Milburn's review into youth unemployment should be a wake-up call for the Labour Government. Nearly one million young people are currently not in education, employment or training, and the review warns that the situation could worsen in the years ahead.
Perhaps most importantly, the findings make clear that this is not a generation lacking ambition. The overwhelming majority of young people in this position want a job, training opportunity or education. The challenge is that those opportunities are becoming harder to find.
That is why recent revelations from the Mandelson papers were so revealing. Pat McFadden, the Secretary of State for Work and Pensions expressed frustration that Labour MPs seemed obsessed with asking who could be taxed next in order to fund a ballooning welfare spending. Whether he intended to or not, he exposed a fundamental problem at the heart of Labour's thinking.
While youth inactivity continues to rise, too many Labour politicians appear focused on how to pay for a growing welfare bill rather than how to reduce it by helping more young people into work. The answer to a generation struggling to find opportunities cannot be to make it harder for businesses to create them.
Yet that is precisely what Labour has done. Their National Insurance hike on employees has increased the cost of employing staff. Businesses are facing rising costs, additional regulation and growing uncertainty.
At a time when employers should be encouraged to take a chance on someone just out of school, an apprentice or a young person looking for their first job, Labour is squeezing businesses for every penny it can find. For large corporations, those costs may be absorbed.

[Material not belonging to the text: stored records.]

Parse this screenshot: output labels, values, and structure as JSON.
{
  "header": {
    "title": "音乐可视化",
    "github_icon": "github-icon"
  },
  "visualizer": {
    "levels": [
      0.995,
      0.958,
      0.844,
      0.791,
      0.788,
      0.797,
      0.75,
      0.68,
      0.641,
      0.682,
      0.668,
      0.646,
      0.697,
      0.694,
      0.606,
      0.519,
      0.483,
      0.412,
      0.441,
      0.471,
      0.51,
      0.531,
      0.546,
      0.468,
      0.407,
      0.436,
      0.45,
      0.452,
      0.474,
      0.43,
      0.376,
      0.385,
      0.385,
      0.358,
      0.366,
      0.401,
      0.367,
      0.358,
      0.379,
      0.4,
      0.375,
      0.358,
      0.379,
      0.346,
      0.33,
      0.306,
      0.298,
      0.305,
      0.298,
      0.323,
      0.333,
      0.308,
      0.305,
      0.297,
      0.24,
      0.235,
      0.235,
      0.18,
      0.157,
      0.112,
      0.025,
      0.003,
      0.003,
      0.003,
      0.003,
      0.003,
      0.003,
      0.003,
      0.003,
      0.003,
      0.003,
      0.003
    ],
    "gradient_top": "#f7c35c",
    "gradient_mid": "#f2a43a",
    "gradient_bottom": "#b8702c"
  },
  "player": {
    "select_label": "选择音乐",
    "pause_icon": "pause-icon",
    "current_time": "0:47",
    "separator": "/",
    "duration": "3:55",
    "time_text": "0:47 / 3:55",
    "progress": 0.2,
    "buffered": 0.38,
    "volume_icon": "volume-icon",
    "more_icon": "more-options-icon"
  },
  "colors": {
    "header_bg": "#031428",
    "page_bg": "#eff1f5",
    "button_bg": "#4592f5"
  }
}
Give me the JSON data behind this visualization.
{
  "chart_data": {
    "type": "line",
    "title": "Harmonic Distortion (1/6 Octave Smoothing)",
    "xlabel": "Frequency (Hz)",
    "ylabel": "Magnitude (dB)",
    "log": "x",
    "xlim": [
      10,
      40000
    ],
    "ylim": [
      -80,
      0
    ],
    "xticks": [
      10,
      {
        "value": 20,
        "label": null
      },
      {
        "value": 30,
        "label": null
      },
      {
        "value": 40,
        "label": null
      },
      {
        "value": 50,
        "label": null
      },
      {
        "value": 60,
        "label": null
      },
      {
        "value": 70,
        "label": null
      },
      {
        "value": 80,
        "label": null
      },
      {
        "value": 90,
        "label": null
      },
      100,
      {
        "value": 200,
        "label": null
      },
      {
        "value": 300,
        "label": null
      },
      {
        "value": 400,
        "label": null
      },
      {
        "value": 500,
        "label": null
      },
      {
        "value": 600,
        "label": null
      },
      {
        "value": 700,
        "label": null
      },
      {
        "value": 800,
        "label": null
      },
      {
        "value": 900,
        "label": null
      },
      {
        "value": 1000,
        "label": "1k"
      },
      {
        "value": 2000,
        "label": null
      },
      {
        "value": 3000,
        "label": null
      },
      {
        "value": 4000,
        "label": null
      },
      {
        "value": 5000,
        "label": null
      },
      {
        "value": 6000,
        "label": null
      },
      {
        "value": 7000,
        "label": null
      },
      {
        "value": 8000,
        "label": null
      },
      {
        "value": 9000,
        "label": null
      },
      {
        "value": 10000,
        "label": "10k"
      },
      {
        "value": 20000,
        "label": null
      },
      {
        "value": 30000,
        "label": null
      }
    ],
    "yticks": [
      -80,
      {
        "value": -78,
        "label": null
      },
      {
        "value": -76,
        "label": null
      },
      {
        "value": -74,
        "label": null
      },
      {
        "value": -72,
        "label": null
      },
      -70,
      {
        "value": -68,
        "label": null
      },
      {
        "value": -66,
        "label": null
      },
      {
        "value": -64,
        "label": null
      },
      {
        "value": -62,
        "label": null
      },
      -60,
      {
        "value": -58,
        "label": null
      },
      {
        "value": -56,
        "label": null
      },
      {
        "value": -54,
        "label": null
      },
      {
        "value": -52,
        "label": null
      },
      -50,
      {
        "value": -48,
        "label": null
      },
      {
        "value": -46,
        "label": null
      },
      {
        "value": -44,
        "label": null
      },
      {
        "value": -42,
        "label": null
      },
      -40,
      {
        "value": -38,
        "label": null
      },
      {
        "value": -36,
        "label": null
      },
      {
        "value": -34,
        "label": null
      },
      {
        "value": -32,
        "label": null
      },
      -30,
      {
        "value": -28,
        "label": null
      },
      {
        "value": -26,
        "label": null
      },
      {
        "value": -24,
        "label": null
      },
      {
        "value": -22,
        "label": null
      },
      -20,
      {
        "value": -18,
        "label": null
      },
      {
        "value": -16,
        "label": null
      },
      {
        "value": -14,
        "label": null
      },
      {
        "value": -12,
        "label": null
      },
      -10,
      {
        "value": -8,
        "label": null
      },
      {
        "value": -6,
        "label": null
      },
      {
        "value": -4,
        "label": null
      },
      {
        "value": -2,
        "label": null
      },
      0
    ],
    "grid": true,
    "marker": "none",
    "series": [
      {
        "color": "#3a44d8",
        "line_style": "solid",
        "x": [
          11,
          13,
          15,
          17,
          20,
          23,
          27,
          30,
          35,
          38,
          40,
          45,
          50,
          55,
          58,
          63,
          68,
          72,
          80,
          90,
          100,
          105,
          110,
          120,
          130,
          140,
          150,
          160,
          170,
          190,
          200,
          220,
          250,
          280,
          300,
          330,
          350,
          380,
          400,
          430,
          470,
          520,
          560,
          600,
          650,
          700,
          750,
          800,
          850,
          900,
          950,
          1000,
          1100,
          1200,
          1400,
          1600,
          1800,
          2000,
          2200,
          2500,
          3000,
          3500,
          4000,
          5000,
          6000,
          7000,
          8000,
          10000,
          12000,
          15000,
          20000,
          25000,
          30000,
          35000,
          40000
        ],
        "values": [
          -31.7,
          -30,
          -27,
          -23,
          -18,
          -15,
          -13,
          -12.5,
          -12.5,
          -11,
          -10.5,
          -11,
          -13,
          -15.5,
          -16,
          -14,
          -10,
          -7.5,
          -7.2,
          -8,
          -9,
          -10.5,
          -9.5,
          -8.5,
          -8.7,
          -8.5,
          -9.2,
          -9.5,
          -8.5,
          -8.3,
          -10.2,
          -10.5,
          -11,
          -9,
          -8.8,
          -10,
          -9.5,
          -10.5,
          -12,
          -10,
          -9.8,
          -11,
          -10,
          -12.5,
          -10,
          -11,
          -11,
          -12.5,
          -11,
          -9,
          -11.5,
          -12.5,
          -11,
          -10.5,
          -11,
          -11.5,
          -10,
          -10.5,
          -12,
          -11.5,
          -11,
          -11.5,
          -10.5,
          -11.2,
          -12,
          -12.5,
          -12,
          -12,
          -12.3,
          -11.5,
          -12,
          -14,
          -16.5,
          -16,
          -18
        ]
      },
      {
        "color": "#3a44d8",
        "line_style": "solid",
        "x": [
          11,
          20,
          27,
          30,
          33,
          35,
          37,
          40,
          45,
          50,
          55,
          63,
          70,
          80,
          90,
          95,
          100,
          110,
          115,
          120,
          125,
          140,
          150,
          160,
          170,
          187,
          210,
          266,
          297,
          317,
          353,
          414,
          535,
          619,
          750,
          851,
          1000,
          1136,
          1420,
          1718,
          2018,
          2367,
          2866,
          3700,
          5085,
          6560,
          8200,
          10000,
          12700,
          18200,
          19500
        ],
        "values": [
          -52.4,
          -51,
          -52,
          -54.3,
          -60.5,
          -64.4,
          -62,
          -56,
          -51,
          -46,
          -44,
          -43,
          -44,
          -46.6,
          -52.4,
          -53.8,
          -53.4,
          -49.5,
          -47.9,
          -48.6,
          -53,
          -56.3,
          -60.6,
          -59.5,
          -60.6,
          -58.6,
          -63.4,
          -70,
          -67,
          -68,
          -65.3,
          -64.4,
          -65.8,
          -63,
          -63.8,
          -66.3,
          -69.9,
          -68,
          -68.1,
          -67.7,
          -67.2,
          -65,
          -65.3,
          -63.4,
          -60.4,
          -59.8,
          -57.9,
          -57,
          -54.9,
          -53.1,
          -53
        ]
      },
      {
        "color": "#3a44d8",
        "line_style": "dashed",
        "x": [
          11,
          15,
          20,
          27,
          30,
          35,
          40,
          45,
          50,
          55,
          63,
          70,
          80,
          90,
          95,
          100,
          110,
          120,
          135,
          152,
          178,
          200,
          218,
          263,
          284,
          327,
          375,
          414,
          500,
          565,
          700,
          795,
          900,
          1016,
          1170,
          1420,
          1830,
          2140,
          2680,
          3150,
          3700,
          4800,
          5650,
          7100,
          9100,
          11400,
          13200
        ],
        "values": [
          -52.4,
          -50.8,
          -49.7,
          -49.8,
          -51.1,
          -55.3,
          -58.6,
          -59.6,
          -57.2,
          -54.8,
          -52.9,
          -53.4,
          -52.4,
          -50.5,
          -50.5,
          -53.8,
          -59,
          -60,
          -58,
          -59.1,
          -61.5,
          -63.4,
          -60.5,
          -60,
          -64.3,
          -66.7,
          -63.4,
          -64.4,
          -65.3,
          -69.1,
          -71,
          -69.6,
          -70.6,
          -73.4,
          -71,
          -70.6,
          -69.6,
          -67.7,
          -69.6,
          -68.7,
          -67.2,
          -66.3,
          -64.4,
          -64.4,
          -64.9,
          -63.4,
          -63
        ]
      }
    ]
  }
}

For a small business in South West Devon, they can be the difference between hiring and holding back. The local café considering an extra pair of hands, the independent retailer looking for weekend staff, or the family-run business thinking about taking on an apprentice will all be looking carefully at their costs.
And when businesses stop hiring, it is young people who suffer first.
Many of us remember our first job. Whether it was a Saturday job, helping out in a local shop or starting an apprenticeship, it provided valuable experience and a first step into the real world of work. Those opportunities matter. They build confidence, independence and skills that last a lifetime.
Yet Milburn's review highlights the decline in apprenticeships, fewer entry-level opportunities and growing barriers preventing young people from entering the workforce. The Conservatives believe there is a better way. Rather than taxing employers more heavily and hoping for the best, we should be creating the conditions for businesses to grow and hire.
That means lower taxes, less red tape, a welfare system that rewards work, and a renewed focus on apprenticeships and skills.Youth unemployment is not inevitable. We should never accept the idea that a generation of young people will simply remain detached from work, education or training.
Young people want opportunity. Businesses want to grow.
The role of government should be to bring those two things together, not place new obstacles in their way.
If Labour is serious about preventing a lost generation, it needs to stop asking who it can tax next and start focusing on how it can create the jobs and opportunities young people desperately want.